This story is part of our End of the Childbearing Years series, exploring the experiences, decisions, and feelings of Mormon women around this pivotal transition. Each story is a generous and vulnerable offering. We ask that comments be sensitive and nonjudgmental toward any woman’s choices or beliefs.
By Marilyn Bushman-Carlton
I was satisfied after having the last of my five children in fewer than seven and half years that our family was complete. Like his siblings before him, the youngest was adorable, and I loved having a new baby to cuddle. My love for them was fierce and total, and my life was given to caring for and teaching them and to managing our domestic lives like the captain of a tight ship sailing calmly through any weather.
But that was how it looked from the outside. Inside I was a mess. After child number three was born in 1974, I felt deeply hopeless. I had no idea who I was. I had not been given opportunities to learn an instrument or to take lessons of any kind where I might have discovered my talents, and I had not gone to college. By then, I was a passionate feminist trying to find myself, but with little time to do it as my husband earned advanced degrees and landed a prestigious job. With his encouragement and a truckload of trepidation, I began my studies at the University of Utah the same year our youngest child entered Kindergarten.
Because I had the children so closely together, there was no time between them to lament not having a baby to hold, nor time to cry when each began school. As a student, my mom role changed little—I kept my self-life separate, attending classes, studying and writing papers while the children were in school. At home I was all theirs. But finally I was beginning to fill the empty vessel my feminist sisters talked about.
In choosing to go to school when I did, I showed my daughters, especially, that education is important. My oldest daughter and I overlapped at the University her freshman year. And because it took everyone’s help to get mom through college, all shared the household chores. My sons had the example of their father who had his weekly and daily assignments, as well. Now, I watch our boys pitch in in their own marriages and see how natural they are at being dads, and how our daughters deftly balance families and careers. As a bonus, the self-reliance each of them learned early, knowing they could take care of themselves and their jobs and schoolwork, instilled in them a sustaining self-confidence.

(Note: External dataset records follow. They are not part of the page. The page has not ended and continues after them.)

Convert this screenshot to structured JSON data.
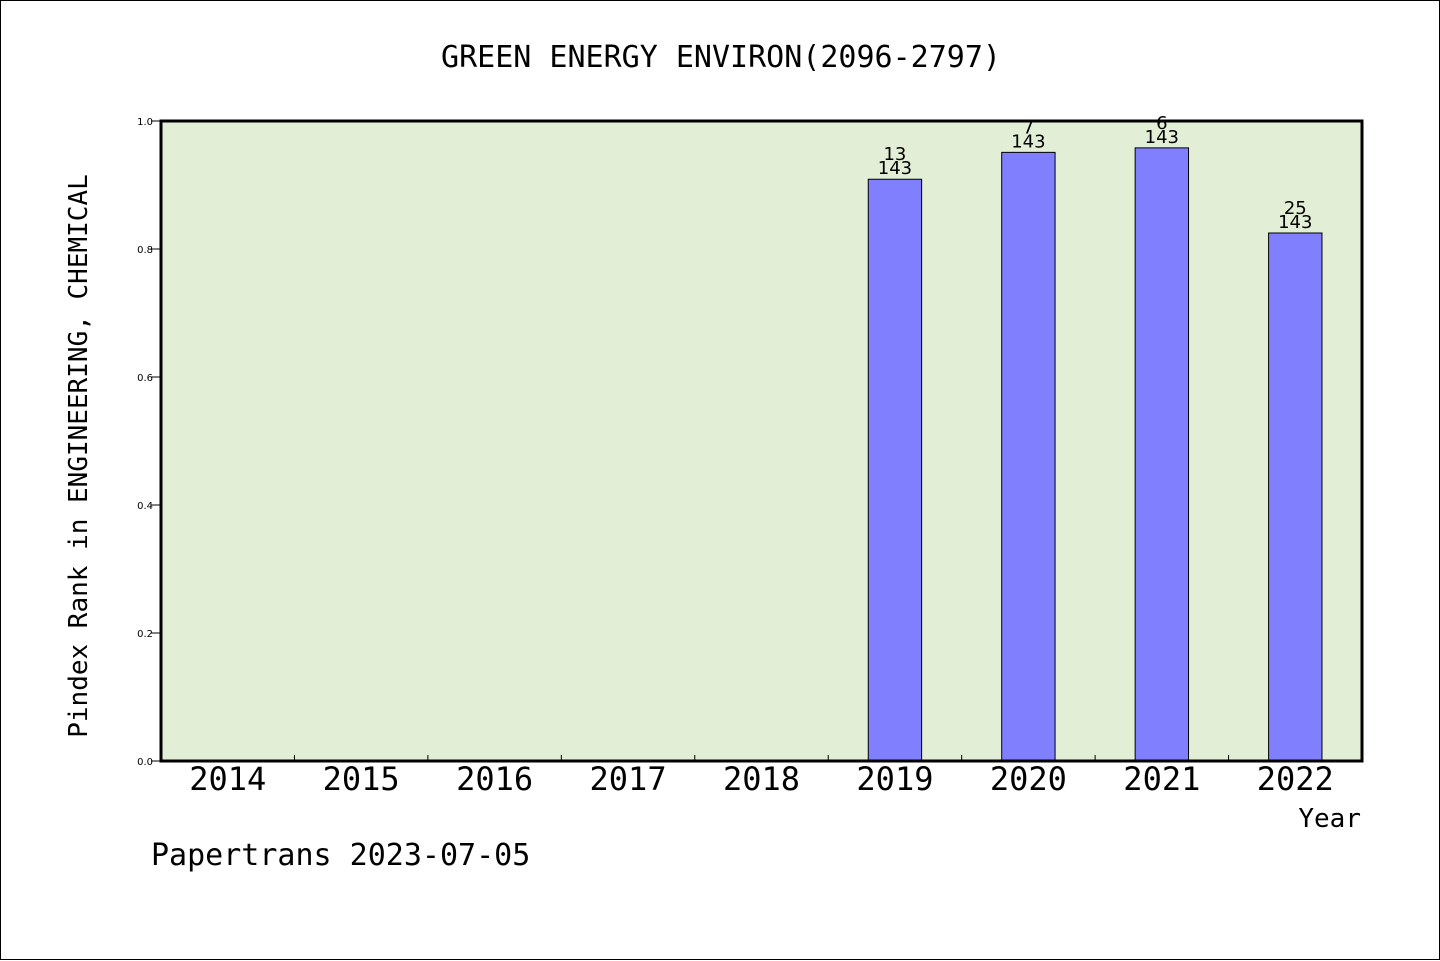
{
  "chart_data": {
    "type": "bar",
    "title": "GREEN ENERGY ENVIRON(2096-2797)",
    "xlabel": "Year",
    "ylabel": "Pindex Rank in ENGINEERING, CHEMICAL",
    "categories": [
      "2014",
      "2015",
      "2016",
      "2017",
      "2018",
      "2019",
      "2020",
      "2021",
      "2022"
    ],
    "values": [
      null,
      null,
      null,
      null,
      null,
      0.909,
      0.951,
      0.958,
      0.825
    ],
    "bar_labels": [
      null,
      null,
      null,
      null,
      null,
      {
        "rank": "13",
        "total": "143"
      },
      {
        "rank": "7",
        "total": "143"
      },
      {
        "rank": "6",
        "total": "143"
      },
      {
        "rank": "25",
        "total": "143"
      }
    ],
    "ylim": [
      0,
      1
    ],
    "yticks": [
      "0.0",
      "0.2",
      "0.4",
      "0.6",
      "0.8",
      "1.0"
    ],
    "grid": false,
    "colors": {
      "plot_background": "#e2efd6",
      "bar_fill": "#8080ff",
      "bar_stroke": "#000000"
    }
  },
  "footer": {
    "credit": "Papertrans 2023-07-05"
  }
}
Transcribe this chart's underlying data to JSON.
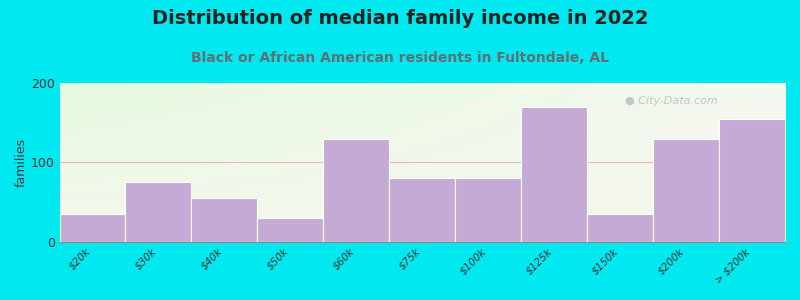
{
  "title": "Distribution of median family income in 2022",
  "subtitle": "Black or African American residents in Fultondale, AL",
  "categories": [
    "$20k",
    "$30k",
    "$40k",
    "$50k",
    "$60k",
    "$75k",
    "$100k",
    "$125k",
    "$150k",
    "$200k",
    "> $200k"
  ],
  "values": [
    35,
    75,
    55,
    30,
    130,
    80,
    80,
    170,
    35,
    130,
    155
  ],
  "bar_color": "#c4aad4",
  "bar_edge_color": "#ffffff",
  "background_outer": "#00e8f0",
  "ylabel": "families",
  "ylim": [
    0,
    200
  ],
  "yticks": [
    0,
    100,
    200
  ],
  "grid_color": "#e8b0b0",
  "title_fontsize": 14,
  "subtitle_fontsize": 10,
  "subtitle_color": "#607070",
  "watermark": "  City-Data.com",
  "tick_fontsize": 7.5
}
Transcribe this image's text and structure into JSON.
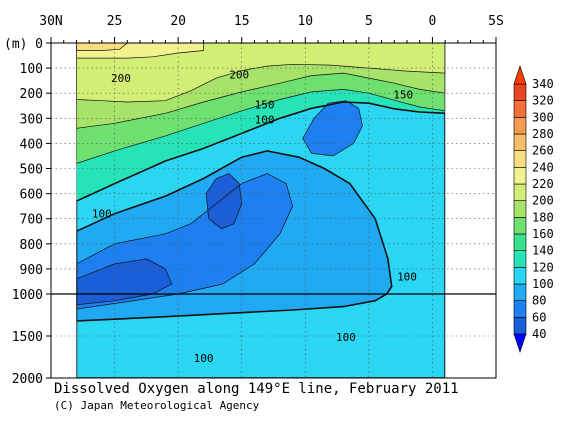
{
  "chart_data": {
    "type": "heatmap",
    "title": "Dissolved Oxygen along 149°E line, February 2011",
    "credit": "(C) Japan Meteorological Agency",
    "ylabel": "(m)",
    "x_axis": {
      "range": [
        30,
        -5
      ],
      "ticks": [
        30,
        25,
        20,
        15,
        10,
        5,
        0,
        -5
      ],
      "tick_labels": [
        "30N",
        "25",
        "20",
        "15",
        "10",
        "5",
        "0",
        "5S"
      ]
    },
    "y_axis": {
      "upper_range": [
        0,
        1000
      ],
      "lower_range": [
        1000,
        2000
      ],
      "upper_ticks": [
        0,
        100,
        200,
        300,
        400,
        500,
        600,
        700,
        800,
        900,
        1000
      ],
      "lower_ticks": [
        1500,
        2000
      ],
      "tick_labels": [
        "0",
        "100",
        "200",
        "300",
        "400",
        "500",
        "600",
        "700",
        "800",
        "900",
        "1000",
        "1500",
        "2000"
      ],
      "split_depth": 1000
    },
    "data_extent": {
      "lat_north": 28,
      "lat_south": -1
    },
    "colorbar": {
      "levels": [
        40,
        60,
        80,
        100,
        120,
        140,
        160,
        180,
        200,
        220,
        240,
        260,
        280,
        300,
        320,
        340
      ],
      "labels": [
        "40",
        "60",
        "80",
        "100",
        "120",
        "140",
        "160",
        "180",
        "200",
        "220",
        "240",
        "260",
        "280",
        "300",
        "320",
        "340"
      ],
      "colors": [
        "#1a5ed8",
        "#1e7ff0",
        "#20aaf4",
        "#2ad6f2",
        "#26e3b8",
        "#3ae08a",
        "#6ee070",
        "#a6e368",
        "#d3ee74",
        "#f2f38e",
        "#f8de80",
        "#f7be6a",
        "#f49a50",
        "#f07038",
        "#e84420"
      ],
      "below_color": "#0000ff",
      "above_color": "#ff3c00"
    },
    "contour_labels": [
      {
        "text": "200",
        "lat": 24.5,
        "depth": 140
      },
      {
        "text": "200",
        "lat": 15.2,
        "depth": 125
      },
      {
        "text": "150",
        "lat": 13.2,
        "depth": 245
      },
      {
        "text": "150",
        "lat": 2.3,
        "depth": 205
      },
      {
        "text": "100",
        "lat": 13.2,
        "depth": 305
      },
      {
        "text": "100",
        "lat": 26.0,
        "depth": 680
      },
      {
        "text": "100",
        "lat": 2.0,
        "depth": 930
      },
      {
        "text": "100",
        "lat": 6.8,
        "depth": 1510
      },
      {
        "text": "100",
        "lat": 18.0,
        "depth": 1760
      }
    ],
    "regions": [
      {
        "value": 130,
        "color": "#26e3b8",
        "points": [
          [
            28,
            0
          ],
          [
            -1,
            0
          ],
          [
            -1,
            2000
          ],
          [
            28,
            2000
          ]
        ]
      },
      {
        "value": 110,
        "color": "#2ad6f2",
        "points": [
          [
            28,
            630
          ],
          [
            25,
            560
          ],
          [
            21,
            470
          ],
          [
            18,
            420
          ],
          [
            15,
            360
          ],
          [
            12,
            300
          ],
          [
            9.5,
            260
          ],
          [
            7,
            235
          ],
          [
            5,
            240
          ],
          [
            3,
            262
          ],
          [
            1,
            275
          ],
          [
            -1,
            280
          ],
          [
            -1,
            2000
          ],
          [
            28,
            2000
          ]
        ]
      },
      {
        "value": 150,
        "color": "#6ee070",
        "points": [
          [
            28,
            0
          ],
          [
            -1,
            0
          ],
          [
            -1,
            270
          ],
          [
            1,
            255
          ],
          [
            3,
            228
          ],
          [
            5,
            200
          ],
          [
            7,
            185
          ],
          [
            9.5,
            195
          ],
          [
            12,
            225
          ],
          [
            15,
            270
          ],
          [
            18,
            320
          ],
          [
            21,
            370
          ],
          [
            25,
            430
          ],
          [
            28,
            480
          ]
        ]
      },
      {
        "value": 170,
        "color": "#a6e368",
        "points": [
          [
            28,
            0
          ],
          [
            -1,
            0
          ],
          [
            -1,
            200
          ],
          [
            1,
            185
          ],
          [
            3,
            160
          ],
          [
            5,
            140
          ],
          [
            7,
            120
          ],
          [
            9.5,
            130
          ],
          [
            12,
            160
          ],
          [
            15,
            195
          ],
          [
            18,
            235
          ],
          [
            21,
            280
          ],
          [
            25,
            320
          ],
          [
            28,
            340
          ]
        ]
      },
      {
        "value": 190,
        "color": "#d3ee74",
        "points": [
          [
            28,
            0
          ],
          [
            -1,
            0
          ],
          [
            -1,
            120
          ],
          [
            2,
            112
          ],
          [
            5,
            100
          ],
          [
            8,
            88
          ],
          [
            11,
            85
          ],
          [
            13,
            92
          ],
          [
            15,
            110
          ],
          [
            17,
            140
          ],
          [
            19,
            190
          ],
          [
            21,
            230
          ],
          [
            24,
            235
          ],
          [
            26,
            230
          ],
          [
            28,
            225
          ]
        ]
      },
      {
        "value": 210,
        "color": "#f2f38e",
        "points": [
          [
            28,
            0
          ],
          [
            18,
            0
          ],
          [
            18,
            30
          ],
          [
            20,
            40
          ],
          [
            22,
            55
          ],
          [
            24,
            60
          ],
          [
            26,
            60
          ],
          [
            28,
            60
          ]
        ]
      },
      {
        "value": 230,
        "color": "#f8de80",
        "points": [
          [
            28,
            0
          ],
          [
            24,
            0
          ],
          [
            24.6,
            25
          ],
          [
            26,
            30
          ],
          [
            28,
            30
          ]
        ]
      },
      {
        "value": 90,
        "color": "#20aaf4",
        "points": [
          [
            28,
            750
          ],
          [
            25,
            680
          ],
          [
            21,
            610
          ],
          [
            18,
            540
          ],
          [
            15,
            455
          ],
          [
            13,
            430
          ],
          [
            10.5,
            455
          ],
          [
            8.5,
            500
          ],
          [
            6.5,
            560
          ],
          [
            4.5,
            700
          ],
          [
            3.5,
            860
          ],
          [
            3.2,
            970
          ],
          [
            3.6,
            1000
          ],
          [
            4.5,
            1080
          ],
          [
            7,
            1150
          ],
          [
            11,
            1190
          ],
          [
            16,
            1230
          ],
          [
            21,
            1270
          ],
          [
            25,
            1300
          ],
          [
            28,
            1320
          ]
        ]
      },
      {
        "value": 70,
        "color": "#1e7ff0",
        "points": [
          [
            28,
            880
          ],
          [
            25,
            800
          ],
          [
            21,
            760
          ],
          [
            19,
            720
          ],
          [
            17,
            640
          ],
          [
            15,
            560
          ],
          [
            13,
            520
          ],
          [
            11.5,
            560
          ],
          [
            11,
            650
          ],
          [
            12,
            760
          ],
          [
            14,
            880
          ],
          [
            16.5,
            960
          ],
          [
            20,
            1000
          ],
          [
            24,
            1090
          ],
          [
            28,
            1180
          ]
        ]
      },
      {
        "value": 70,
        "color": "#1e7ff0",
        "points": [
          [
            10.2,
            380
          ],
          [
            9.3,
            300
          ],
          [
            8.2,
            240
          ],
          [
            6.8,
            230
          ],
          [
            5.8,
            260
          ],
          [
            5.5,
            330
          ],
          [
            6.2,
            400
          ],
          [
            7.8,
            450
          ],
          [
            9.5,
            440
          ]
        ]
      },
      {
        "value": 50,
        "color": "#1a5ed8",
        "points": [
          [
            28,
            940
          ],
          [
            25,
            880
          ],
          [
            22.5,
            860
          ],
          [
            21,
            900
          ],
          [
            20.5,
            960
          ],
          [
            22,
            1000
          ],
          [
            25,
            1080
          ],
          [
            28,
            1130
          ]
        ]
      },
      {
        "value": 50,
        "color": "#1a5ed8",
        "points": [
          [
            17.8,
            600
          ],
          [
            17,
            540
          ],
          [
            16,
            520
          ],
          [
            15.2,
            560
          ],
          [
            15,
            640
          ],
          [
            15.6,
            720
          ],
          [
            16.6,
            740
          ],
          [
            17.6,
            700
          ]
        ]
      }
    ]
  }
}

Taking care of myself then and now has allowed me to live in the present and to enjoy each stage of both my children’s lives and my own. I enjoy my children as adult friends and confidants, not to mention their valuable opinions as editors. I published my first book in 1995, and praise and assistance is a two-way street in our family cooperative. In addition, I have sixteen grandchildren whom I love and enjoy just as I have always enjoyed my children. Both my personal vessel and my family nest are full.